2. Acquisition in biodiesel. Two weeks ago, the company completed its acquisition of Sanimax Energy’s 20 million gallon nameplate capacity biodiesel refinery located in DeForest, Wisconsin. REG paid Sanimax $11 million in cash and issued 500,000 shares of REG common stock in exchange for the biorefinery and related assets. REG may also pay Sanimax up to an additional $5 million in cash over a period of up to seven years after closing based on the volume of biodiesel produced at the plant, which is now called REG Madison. Using the same REG patented and proven high free fatty acid processing technology as REG’s Seneca, Illinois plant, REG Madison produces biodiesel from lower cost, lower carbon intensity feedstocks.

3. Building the capital stack. REG Energy Services secured a $30 million line of credit from Iowa-based Bankers Trust, the company last month, The line is a one-year credit facility, with an accordion option to expand to $40 million, subject to customary conditions. “This credit line gives REG Energy Services additional capital to expand our blended fuel offerings and add to our already expansive distribution network,” said Chad Stone, REG Chief Financial Officer. “It also frees up capital allocated to the business from other sources. We are very grateful to Bankers Trust Company for seeing the strength of this part of our business and committing these funds to allow us to further grow.”

The Digest’s Take

Over in the world of materials and products, we see a rush to divest. Consider, for example, DowDupont, which will emerge as three companies in distinct segments, out of two diversified companies. But in the agricultural space, they’re generally sellers, not buying raw materials from growers.

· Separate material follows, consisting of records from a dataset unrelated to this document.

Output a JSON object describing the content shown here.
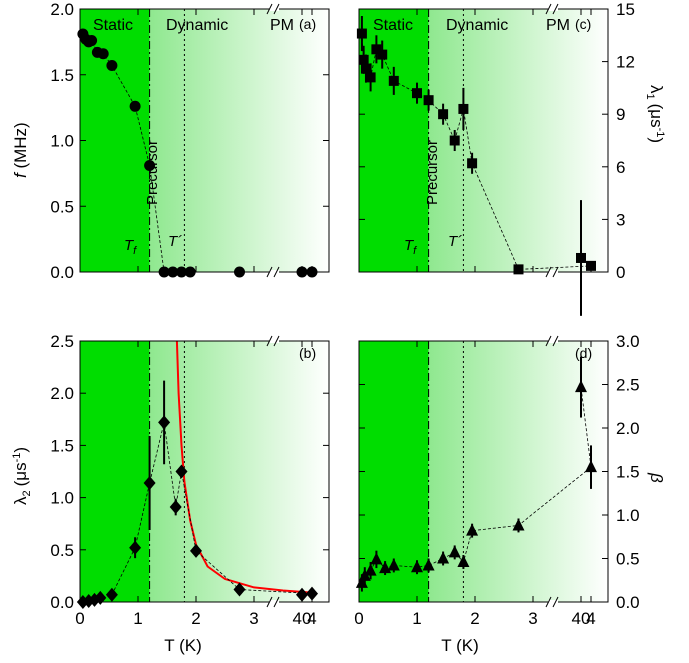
{
  "colors": {
    "static_fill": "#00dd00",
    "dynamic_fill_start": "#8fe88f",
    "dynamic_fill_end": "#ffffff",
    "fit_curve": "#ff0000",
    "marker": "#000000"
  },
  "labels": {
    "static": "Static",
    "dynamic": "Dynamic",
    "pm": "PM",
    "precursor": "Precursor",
    "tf": "T",
    "tf_sub": "f",
    "tprime": "T´"
  },
  "chart_data": [
    {
      "id": "a",
      "tag": "(a)",
      "type": "scatter",
      "ylabel": "f (MHz)",
      "ylabel_italic_part": "f",
      "ylabel_rest": " (MHz)",
      "yaxis_side": "left",
      "ylim": [
        0,
        2.0
      ],
      "yticks": [
        "0.0",
        "0.5",
        "1.0",
        "1.5",
        "2.0"
      ],
      "ytick_values": [
        0,
        0.5,
        1.0,
        1.5,
        2.0
      ],
      "xticks": [],
      "marker": "circle",
      "x": [
        0.05,
        0.1,
        0.15,
        0.2,
        0.3,
        0.4,
        0.55,
        0.95,
        1.2,
        1.45,
        1.6,
        1.75,
        1.9,
        2.75,
        4,
        40
      ],
      "y": [
        1.81,
        1.77,
        1.75,
        1.76,
        1.67,
        1.66,
        1.57,
        1.26,
        0.81,
        0.0,
        0.0,
        0.0,
        0.0,
        0.0,
        0.0,
        0.0
      ],
      "yerr": [],
      "fit": null
    },
    {
      "id": "c",
      "tag": "(c)",
      "type": "scatter",
      "ylabel": "λ1 (μs-1)",
      "ylabel_symbol": "λ",
      "ylabel_sub": "1",
      "ylabel_unit": "(μs",
      "ylabel_sup": "-1",
      "ylabel_close": ")",
      "yaxis_side": "right",
      "ylim": [
        0,
        15
      ],
      "yticks": [
        "0",
        "3",
        "6",
        "9",
        "12",
        "15"
      ],
      "ytick_values": [
        0,
        3,
        6,
        9,
        12,
        15
      ],
      "xticks": [],
      "marker": "square",
      "x": [
        0.05,
        0.08,
        0.12,
        0.2,
        0.3,
        0.4,
        0.6,
        1.0,
        1.2,
        1.45,
        1.65,
        1.8,
        1.95,
        2.75,
        4,
        40
      ],
      "y": [
        13.6,
        12.1,
        11.6,
        11.1,
        12.7,
        12.4,
        10.9,
        10.2,
        9.8,
        9.0,
        7.5,
        9.3,
        6.2,
        0.15,
        0.35,
        0.8
      ],
      "yerr": [
        1.0,
        0.8,
        0.8,
        0.8,
        0.8,
        0.8,
        0.8,
        0.6,
        0.6,
        0.6,
        0.6,
        1.2,
        0.6,
        0.2,
        0.2,
        3.3
      ],
      "fit": null
    },
    {
      "id": "b",
      "tag": "(b)",
      "type": "scatter",
      "ylabel": "λ2 (μs-1)",
      "ylabel_symbol": "λ",
      "ylabel_sub": "2",
      "ylabel_unit": "(μs",
      "ylabel_sup": "-1",
      "ylabel_close": ")",
      "yaxis_side": "left",
      "ylim": [
        0,
        2.5
      ],
      "yticks": [
        "0.0",
        "0.5",
        "1.0",
        "1.5",
        "2.0",
        "2.5"
      ],
      "ytick_values": [
        0,
        0.5,
        1.0,
        1.5,
        2.0,
        2.5
      ],
      "xticks": [
        "0",
        "1",
        "2",
        "3",
        "4",
        "40"
      ],
      "xtick_values": [
        0,
        1,
        2,
        3,
        4,
        40
      ],
      "xlabel": "T (K)",
      "marker": "diamond",
      "x": [
        0.05,
        0.15,
        0.25,
        0.35,
        0.55,
        0.95,
        1.2,
        1.45,
        1.65,
        1.75,
        2.0,
        2.75,
        4,
        40
      ],
      "y": [
        0.0,
        0.01,
        0.02,
        0.04,
        0.07,
        0.52,
        1.14,
        1.72,
        0.91,
        1.25,
        0.49,
        0.12,
        0.08,
        0.07
      ],
      "yerr": [
        0,
        0,
        0,
        0,
        0,
        0.1,
        0.45,
        0.4,
        0.08,
        0,
        0,
        0.05,
        0,
        0
      ],
      "fit": {
        "x": [
          1.67,
          1.7,
          1.75,
          1.8,
          1.9,
          2.0,
          2.2,
          2.5,
          3.0,
          3.5,
          4.0
        ],
        "y": [
          2.5,
          2.0,
          1.5,
          1.15,
          0.78,
          0.55,
          0.34,
          0.22,
          0.14,
          0.11,
          0.09
        ]
      }
    },
    {
      "id": "d",
      "tag": "(d)",
      "type": "scatter",
      "ylabel": "β",
      "yaxis_side": "right",
      "ylim": [
        0,
        3.0
      ],
      "yticks": [
        "0.0",
        "0.5",
        "1.0",
        "1.5",
        "2.0",
        "2.5",
        "3.0"
      ],
      "ytick_values": [
        0,
        0.5,
        1.0,
        1.5,
        2.0,
        2.5,
        3.0
      ],
      "xticks": [
        "0",
        "1",
        "2",
        "3",
        "4",
        "40"
      ],
      "xtick_values": [
        0,
        1,
        2,
        3,
        4,
        40
      ],
      "xlabel": "T (K)",
      "marker": "triangle",
      "x": [
        0.05,
        0.1,
        0.2,
        0.3,
        0.45,
        0.6,
        1.0,
        1.2,
        1.45,
        1.65,
        1.8,
        1.95,
        2.75,
        4,
        40
      ],
      "y": [
        0.22,
        0.3,
        0.36,
        0.49,
        0.39,
        0.42,
        0.4,
        0.42,
        0.5,
        0.57,
        0.46,
        0.82,
        0.88,
        1.55,
        2.47
      ],
      "yerr": [
        0.1,
        0.1,
        0.1,
        0.1,
        0.08,
        0.08,
        0.08,
        0.08,
        0.08,
        0.08,
        0.08,
        0.08,
        0.08,
        0.25,
        0.35
      ],
      "fit": null
    }
  ]
}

So, companies like REG are going the other way, diversifying. Back then, one product, heading for many. One input, oils — now oils and sugars, plus a diversified set of waste oils. Back then, one technology, transesterification. Now, a suite of them ranging from hydrotreating to fermentation.

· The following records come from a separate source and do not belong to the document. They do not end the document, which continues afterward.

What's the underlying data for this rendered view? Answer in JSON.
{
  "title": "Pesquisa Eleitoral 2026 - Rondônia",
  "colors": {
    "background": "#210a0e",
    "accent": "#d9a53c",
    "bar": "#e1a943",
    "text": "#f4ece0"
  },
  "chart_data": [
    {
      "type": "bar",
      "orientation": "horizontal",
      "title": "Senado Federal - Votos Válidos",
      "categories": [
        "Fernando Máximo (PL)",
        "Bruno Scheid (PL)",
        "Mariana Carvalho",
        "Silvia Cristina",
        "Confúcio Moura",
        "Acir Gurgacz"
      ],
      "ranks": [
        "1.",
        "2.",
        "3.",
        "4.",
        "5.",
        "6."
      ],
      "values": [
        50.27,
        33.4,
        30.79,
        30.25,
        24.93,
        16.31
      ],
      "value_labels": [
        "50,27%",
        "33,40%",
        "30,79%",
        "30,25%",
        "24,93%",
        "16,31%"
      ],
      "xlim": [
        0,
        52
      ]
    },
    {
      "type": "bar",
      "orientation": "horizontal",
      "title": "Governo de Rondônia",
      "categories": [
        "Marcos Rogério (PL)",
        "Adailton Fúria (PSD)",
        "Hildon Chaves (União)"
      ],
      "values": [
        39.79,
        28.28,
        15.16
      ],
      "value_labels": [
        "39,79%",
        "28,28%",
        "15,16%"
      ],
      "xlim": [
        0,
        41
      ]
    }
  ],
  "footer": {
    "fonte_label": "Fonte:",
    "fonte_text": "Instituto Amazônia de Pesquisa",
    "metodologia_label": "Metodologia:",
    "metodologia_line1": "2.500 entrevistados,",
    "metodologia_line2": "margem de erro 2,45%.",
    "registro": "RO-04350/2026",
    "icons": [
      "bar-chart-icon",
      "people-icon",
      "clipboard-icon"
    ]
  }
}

So, we see it as a little ADM, with bigger margins and growth prospects for some time to come, well positioned. Inherently more diversified than a TerraVia or Amyris on the technology and raw materials side.

Meanwhile, we note that ADM is trading at almost exactly the same price-to-EBITDA ratio as REG, and on a price-to-revenues basis. That’s the “we’re so big and been around so long” premium that benefits diversified plays in uplifting raw materials into finished products.

So, how big is big enough where REG will get a bump based on a superior growth outlook? $1 billion market cap might just do it. Keep an eye on expansion into Europe — and, with the expansion into corn sugars, given that they’re into corn oil in a big way, keep an eye on opportunities with corn protein.